Zusammengefasst ergeben die Mitschriften und Protokolle der Treffen des JCVI und des DH aus dem Zeitraum 1983 bis 2010 Folgendes:

  1. Statt auf Sicherheitsbedenken bei bestimmten Impfstoffen, die durch hausinterne Untersuchungen festgestellt worden waren, angemessen mit einer Überprüfung der praktizierten Impfpolitik zu reagieren, unternahm das JCVI entweder nichts oder verzerrte Daten bzw. entfernte ausgewählte Daten aus den öffentlichen Berichten und unternahm intensive Bemühungen, der Öffentlichkeit wie den Behörden den Eindruck zu vermitteln, die betreffenden Impfstoffe seien sicher.
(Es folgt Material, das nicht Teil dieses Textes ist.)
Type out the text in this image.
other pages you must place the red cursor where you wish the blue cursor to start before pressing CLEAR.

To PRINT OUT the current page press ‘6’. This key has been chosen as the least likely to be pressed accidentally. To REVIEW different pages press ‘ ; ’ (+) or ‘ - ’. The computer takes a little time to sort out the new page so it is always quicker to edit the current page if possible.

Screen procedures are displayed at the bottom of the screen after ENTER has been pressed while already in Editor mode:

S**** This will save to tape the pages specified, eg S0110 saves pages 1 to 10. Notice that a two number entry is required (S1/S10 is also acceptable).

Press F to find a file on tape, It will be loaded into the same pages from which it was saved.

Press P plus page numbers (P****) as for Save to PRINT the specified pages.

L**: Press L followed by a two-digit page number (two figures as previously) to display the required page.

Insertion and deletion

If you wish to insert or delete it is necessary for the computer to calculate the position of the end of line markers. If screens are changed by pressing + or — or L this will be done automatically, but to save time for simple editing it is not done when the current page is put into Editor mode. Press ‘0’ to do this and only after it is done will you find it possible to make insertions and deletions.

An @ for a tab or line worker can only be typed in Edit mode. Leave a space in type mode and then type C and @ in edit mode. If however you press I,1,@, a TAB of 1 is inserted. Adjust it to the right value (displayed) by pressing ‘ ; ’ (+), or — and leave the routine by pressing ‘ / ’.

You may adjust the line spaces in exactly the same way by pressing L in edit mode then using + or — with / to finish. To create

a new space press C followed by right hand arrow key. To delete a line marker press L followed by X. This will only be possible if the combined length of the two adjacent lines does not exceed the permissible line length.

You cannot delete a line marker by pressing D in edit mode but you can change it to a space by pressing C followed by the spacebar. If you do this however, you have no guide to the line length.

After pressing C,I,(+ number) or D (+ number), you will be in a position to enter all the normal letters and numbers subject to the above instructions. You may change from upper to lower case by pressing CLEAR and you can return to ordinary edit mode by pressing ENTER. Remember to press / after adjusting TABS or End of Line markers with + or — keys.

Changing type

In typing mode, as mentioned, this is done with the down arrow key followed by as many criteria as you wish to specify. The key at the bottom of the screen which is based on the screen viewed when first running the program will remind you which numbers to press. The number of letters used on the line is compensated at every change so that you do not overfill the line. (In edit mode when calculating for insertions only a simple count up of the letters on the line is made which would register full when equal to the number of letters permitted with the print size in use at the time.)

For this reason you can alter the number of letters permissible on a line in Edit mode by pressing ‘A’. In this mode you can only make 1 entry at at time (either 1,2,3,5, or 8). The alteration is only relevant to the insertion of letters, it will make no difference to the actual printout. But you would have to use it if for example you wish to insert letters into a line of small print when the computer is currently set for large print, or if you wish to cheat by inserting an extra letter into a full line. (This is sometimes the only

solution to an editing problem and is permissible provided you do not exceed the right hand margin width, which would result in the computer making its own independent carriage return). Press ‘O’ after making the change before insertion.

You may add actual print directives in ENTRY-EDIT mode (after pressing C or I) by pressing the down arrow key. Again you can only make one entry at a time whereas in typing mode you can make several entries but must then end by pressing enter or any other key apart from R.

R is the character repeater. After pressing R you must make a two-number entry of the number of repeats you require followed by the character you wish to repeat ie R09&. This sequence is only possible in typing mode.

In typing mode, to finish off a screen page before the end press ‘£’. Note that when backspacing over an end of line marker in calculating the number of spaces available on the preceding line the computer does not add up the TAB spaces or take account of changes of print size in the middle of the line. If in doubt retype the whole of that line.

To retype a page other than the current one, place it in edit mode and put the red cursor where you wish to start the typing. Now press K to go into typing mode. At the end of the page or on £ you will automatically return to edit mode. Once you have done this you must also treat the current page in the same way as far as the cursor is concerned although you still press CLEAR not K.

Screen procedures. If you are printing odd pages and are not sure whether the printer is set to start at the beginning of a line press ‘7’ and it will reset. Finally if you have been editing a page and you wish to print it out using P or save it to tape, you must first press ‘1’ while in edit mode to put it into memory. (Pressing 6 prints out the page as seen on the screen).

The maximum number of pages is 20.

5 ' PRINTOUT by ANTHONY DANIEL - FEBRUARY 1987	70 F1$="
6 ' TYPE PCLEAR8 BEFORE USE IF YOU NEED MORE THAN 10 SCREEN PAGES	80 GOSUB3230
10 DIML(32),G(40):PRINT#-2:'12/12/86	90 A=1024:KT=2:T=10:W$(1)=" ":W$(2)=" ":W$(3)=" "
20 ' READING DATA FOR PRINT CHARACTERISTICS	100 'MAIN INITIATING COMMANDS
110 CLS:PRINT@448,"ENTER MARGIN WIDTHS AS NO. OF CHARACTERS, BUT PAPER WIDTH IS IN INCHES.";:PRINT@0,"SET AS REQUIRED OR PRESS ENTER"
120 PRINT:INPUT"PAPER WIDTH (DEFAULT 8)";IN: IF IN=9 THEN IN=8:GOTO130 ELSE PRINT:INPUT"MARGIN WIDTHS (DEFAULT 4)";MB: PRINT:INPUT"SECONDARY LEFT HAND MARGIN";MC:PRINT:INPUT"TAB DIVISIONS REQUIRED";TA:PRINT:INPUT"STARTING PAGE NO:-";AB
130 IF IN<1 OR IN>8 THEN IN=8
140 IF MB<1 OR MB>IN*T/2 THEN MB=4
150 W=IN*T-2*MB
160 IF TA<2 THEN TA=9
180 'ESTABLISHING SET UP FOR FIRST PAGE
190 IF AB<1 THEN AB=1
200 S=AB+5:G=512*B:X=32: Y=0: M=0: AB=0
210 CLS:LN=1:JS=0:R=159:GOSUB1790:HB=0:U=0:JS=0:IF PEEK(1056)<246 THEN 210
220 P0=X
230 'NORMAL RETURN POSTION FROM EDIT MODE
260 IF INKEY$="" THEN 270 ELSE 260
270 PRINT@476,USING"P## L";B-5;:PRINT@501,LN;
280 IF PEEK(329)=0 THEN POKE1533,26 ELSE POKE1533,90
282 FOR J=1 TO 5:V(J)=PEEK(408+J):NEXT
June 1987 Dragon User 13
  2. Gegenanzeigen, die so genannten Kontraindikationen, zu den Impfkriterien wurden sehr restriktiv behandelt, um die Impfraten trotz deutlicher und ungelöster Sicherheitsprobleme zu erhöhen.

  3. Vielfach wurde von den Impfstoffherstellern gefordert, besondere Ergänzungen in ihren Datenblättern hinzuzufügen, wenn diese im Widerspruch zu Ratschlägen von JCVI-Vertretern im Zusammenhang mit Immunisierungen standen.

  4. Immer wieder berief man sich bei der Förderung der Impfpolitik auf zweifelhafte Studien, während man andererseits auf unabhängige eigene Untersuchungen verzichtete.

  5. Sicherheitsbedenken wurden andauernd und kategorisch heruntergespielt, während man die Vorzüge von Impfungen maßlos übertrieb.

  6. Es wurden Pläne für die Einführung neuer Impfstoffe mit fragwürdiger Wirkung aufgrund der Annahme gefördert und ausgearbeitet, dass eine Zulassung wohl später tatsächlich erfolgen werde.

  7. Forschungen zu Sicherheitsfragen bei Impfstoffen wurden aktiv entmutigt.

  8. Das Vertrauen der Eltern und ihr fehlendes Wissen über Impfungen wurden bewusst ausgenutzt, um ein wissenschaftlich nicht begründetes Immunisierungsprogramm zu fördern, das bestimmte Kinder einem erheblichen Risiko aussetzte, an langfristigen neurologischen Schäden zu erkranken.

Bemerkenswerterweise stehen diese Methoden offensichtlich im Widerspruch zu den eigenen JCVI-Richtlinien.